Мерсьек поведал Тлуману о продолжающейся неразберихе в столице Сампатании.
– Власти настоящей нет. Одноимённые проникают в центр Габуна, заполняют без разрешения дувары многоимённых, а то и присваивают их.
– А наши куда смотрят?
– Туда и смотрят! Тоже что-то делят, – зло сказал Мерсьек. – Мне вот с Жуперром общаться легче, чем… – Он хмуро осмотрел недоеденный пакет, как бы ища в нём продолжения недосказанного. – Трудные времена. У всех проснулся свой бзик. Ждут прихода Бланки, нашествия неких Инеистых с Суременных гор или полчищ неведомых ещё выродков… Даже якобы в пустыне Снов оживление…
– Кому там оживляться? – выпучил глаза Поликан. – Пустыня же. Там говорят…
– Кто говорит? – дёрнул бровями Мерсьек.– Туда ни хожалые, ни лесовики носа не суют. А то, что достигает Керпоса из Фитолы, нуждается в многократной проверке.
– Слетали бы и посмотрели, – сказал Тлуман.
– Слетали бы… Хорошо говорить. А я в этом году потерял несколько шаров. Три из них на твоей совести.
– Даже так? – обиделся Тлуман. – Вы плохо летаете, а я, оказывается, виноват?
– Я не сказал, что ты виноват. Но гоняясь за этим мальчишкой… С тобой.
– У нас тоже из-за него потери. Оттого и бегаю за ним, чтобы наказать за всё.
– Долго бегаешь, – жуя, сказал Мерсьек. – Да не обижайся ты! Я себя тоже имею в виду… Ладно, мы слетаем, посмотрим, а там… – Он вдруг прислушался, повёл носом, насторожился. – Вы ничего не чувствуете? – оглядел он взглядом думерта и кринейтора.
Поликан перестал смаковать очередной пакет, недоумённо уставился на Мерсьека серыми, на выкате, глазами.
– «Что можно чувствовать во время еды?» – спрашивали древние. И отвечали: «Только вкус еды!».
– А ты сам что чувствуешь? – Тлуман тоже ощутил перемену: ползущий по спине озноб, возникшей неясно от чего, то ли от неожиданной перемены настроения Мерсьека, то ли от зарождающейся опасности, подступающей откуда-то извне.
– Если я правильно думаю… Лопсис! – оглянулся Мерсьек и позвал одного из прилетевших с ним тескомовцев
– Будет збун, шейн, – тут же отозвался Лопсис.
Экипаж уже поднимался и собирал остатки еды.
Тлуман помянул обитателей Края.

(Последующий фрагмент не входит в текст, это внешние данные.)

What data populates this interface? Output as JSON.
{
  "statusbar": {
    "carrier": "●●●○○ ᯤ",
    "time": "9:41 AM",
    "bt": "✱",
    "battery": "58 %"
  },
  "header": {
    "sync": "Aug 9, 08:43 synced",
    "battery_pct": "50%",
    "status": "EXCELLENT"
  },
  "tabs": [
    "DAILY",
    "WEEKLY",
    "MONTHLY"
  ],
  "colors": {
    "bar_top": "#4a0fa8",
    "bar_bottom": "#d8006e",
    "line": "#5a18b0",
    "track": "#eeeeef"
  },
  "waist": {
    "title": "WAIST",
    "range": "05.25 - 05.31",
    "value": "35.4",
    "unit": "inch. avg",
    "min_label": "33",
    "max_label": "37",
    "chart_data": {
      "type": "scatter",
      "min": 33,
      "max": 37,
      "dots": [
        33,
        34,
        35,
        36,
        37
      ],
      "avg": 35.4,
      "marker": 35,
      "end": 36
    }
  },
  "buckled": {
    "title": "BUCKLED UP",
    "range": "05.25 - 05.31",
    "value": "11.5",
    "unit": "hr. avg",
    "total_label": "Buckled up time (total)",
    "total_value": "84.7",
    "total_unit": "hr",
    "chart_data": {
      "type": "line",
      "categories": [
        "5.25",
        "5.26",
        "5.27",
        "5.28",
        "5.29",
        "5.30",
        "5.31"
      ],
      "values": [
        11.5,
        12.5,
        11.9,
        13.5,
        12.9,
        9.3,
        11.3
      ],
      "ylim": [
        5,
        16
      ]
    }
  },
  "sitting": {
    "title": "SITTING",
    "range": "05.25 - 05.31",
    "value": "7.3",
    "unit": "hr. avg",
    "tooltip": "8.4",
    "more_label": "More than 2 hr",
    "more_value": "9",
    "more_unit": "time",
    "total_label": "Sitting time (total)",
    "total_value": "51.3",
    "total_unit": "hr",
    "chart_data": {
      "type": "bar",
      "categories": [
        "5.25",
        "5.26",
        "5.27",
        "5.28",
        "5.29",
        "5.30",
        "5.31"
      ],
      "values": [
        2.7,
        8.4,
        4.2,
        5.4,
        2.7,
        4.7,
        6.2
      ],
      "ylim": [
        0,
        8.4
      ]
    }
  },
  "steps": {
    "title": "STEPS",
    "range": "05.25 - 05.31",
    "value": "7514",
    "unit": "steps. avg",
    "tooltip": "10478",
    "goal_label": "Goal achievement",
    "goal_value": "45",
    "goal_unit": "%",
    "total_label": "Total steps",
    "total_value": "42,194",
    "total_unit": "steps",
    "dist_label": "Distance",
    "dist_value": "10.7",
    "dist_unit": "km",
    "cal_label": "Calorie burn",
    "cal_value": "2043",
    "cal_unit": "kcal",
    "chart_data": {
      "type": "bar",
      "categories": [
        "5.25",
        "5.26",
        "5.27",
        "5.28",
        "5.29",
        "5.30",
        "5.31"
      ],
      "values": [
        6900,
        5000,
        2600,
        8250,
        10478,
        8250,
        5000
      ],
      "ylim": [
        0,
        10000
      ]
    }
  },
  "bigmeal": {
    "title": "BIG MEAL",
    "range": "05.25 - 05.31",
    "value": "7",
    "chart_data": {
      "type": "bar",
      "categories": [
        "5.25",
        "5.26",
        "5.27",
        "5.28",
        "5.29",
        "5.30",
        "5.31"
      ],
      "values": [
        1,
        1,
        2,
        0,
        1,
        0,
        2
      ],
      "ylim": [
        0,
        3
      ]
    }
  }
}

Отдохнули, ни чего не скажешь.
– Идёт збун! Приготовиться! – подал он команду своим тескомовцам. И спросил Мерсьека: – Шар выдержит?
– Будем надеяться. Он старый… Не рискнул взять другой. И один, хотя Жуперр, как будто, просил не менее трёх.
Экипаж шара хлопотал у гондолы, но все их действия походили на пустую суету. Шар, открытый небу, нависал над ними горой, и защитить его люди не могли. Мерсьек достал из гондолы копольц и в позе скучающего бездельника опёрся о борт, с меланхоличной усмешкой наблюдая за подготовкой тескомовцев из Примето к збуну.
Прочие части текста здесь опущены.